Imagine if you will for a moment, that KOEI and Omega Force took two of their greatest franchises, Dynasty Warriors and Romance of the Three Kingdoms and attempted to cram all that ancient Chinese history goodness into one game. Now imagine that they took out most of the hyper-annoying micro-management from RoTK and the sometimes insanely difficult location missions from DW and scrambled what was left into an Unreal 2004 onslaught version of the combination. Did I lose you yet? No? Good.
DW4: Empires is the latest in a long list of ever increasingly popular third-person hack n’ slash games based on the Three Kingdoms period of ancient China. With a very simplistic combo system and straightforward mission objectives, fans of the series will enjoy it, but notice a lack of hunting and gathering for super weapons and hidden objects.
You start off either by choosing an existing general from the Shu, Wu, Wei or independent states, then selecting either a historical campaign or a random campaign. The historical campaign is set up that the warring states act essentially how their real-life counterparts act until a certain point. That certain point tends to be whenever you decide to attack your neighbor and that throws the whole historical thing out the window. The random campaign is just that. Where you start is random, what the other generals and prefects do is random and your starting items/generals/troops are random.
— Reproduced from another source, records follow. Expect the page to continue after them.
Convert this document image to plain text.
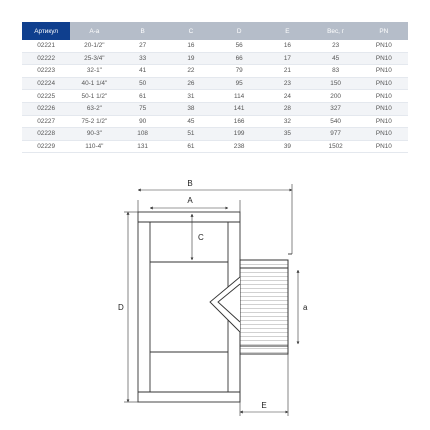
Артикул	A-a	B	C	D	E	Вес, г	PN
02221	20-1/2"	27	16	56	16	23	PN10
02222	25-3/4"	33	19	66	17	45	PN10
02223	32-1"	41	22	79	21	83	PN10
02224	40-1 1/4"	50	26	95	23	150	PN10
02225	50-1 1/2"	61	31	114	24	200	PN10
02226	63-2"	75	38	141	28	327	PN10
02227	75-2 1/2"	90	45	166	32	540	PN10
02228	90-3"	108	51	199	35	977	PN10
02229	110-4"	131	61	238	39	1502	PN10
B
A
C
D	a
E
Random is the more difficult of the two choices and purists will want to run through the historical campaigns a few times with each of the Kingdoms.
Game play wise, it functions almost exactly like DW4 did. Some of the combos for the 30+ characters have changed, but they are slight changes at best. You can go through practically the entire game mashing your square button and no one would be the wiser. What’s different about this game though, is the choices each round you can make for your kingdom. Examples include: recruiting new generals or officers from the surrounding areas, creation of new items, raising taxes and cutting of your enemies’ supplies. The true game play enhancement of DW4 Empires is that each map is divided into bases. Essentially these areas on the map are guarded by enemy troops and you have to take them over so that the opposing general can’t respawn reinforcements. Strategically the game allows you to cut off the front of base of the enemy, then swoop around to the back and halt his retreat. Unfortunately this style of play has a downside –especially when defending your home territories. At that point you take the strongest member of your group, put him on a horse and charge you way to the enemy encampment to strike down the warlord there; effectively winning the map and defending your territory. It’s cheesy, but effective.
Graphically the game doesn’t stand up well against similar titles like DW4 or Samurai Warriors. There are a few areas in the game (indoor missions mostly) that have clipping problems. Also there is a big problem with slowdown. Not all the time, but often enough it has gotten me killed. Having 30+ enemies on your screen at one time is going to slow things down. Also the backgrounds lack any color and the animations just aren’t as crisp as they could be.
Dynasty Warriors 4: Empires has an appropriate soundtrack. That’s really all there is to say about it. It isn’t good, it isn’t bad, it’s just there. You barely notice it at all. However, the voice-overs are well done when not repetitive. After a few times through though you’ll probably want to shut the sound off and play your own music.
This game is repetitive there is no doubt about that. The only people who will play through the game more than once are the people, myself included, who like to collect things (I know you’re out there, don’t deny it). With an ending editor and about 150 or so model pictures to collect, the game has some replay value, but not much. Fans of the series as a whole will enjoy it until Dynasty Warriors V comes out, but the casual gamer will be turned off by the fact that it is essentially the same game over and over again.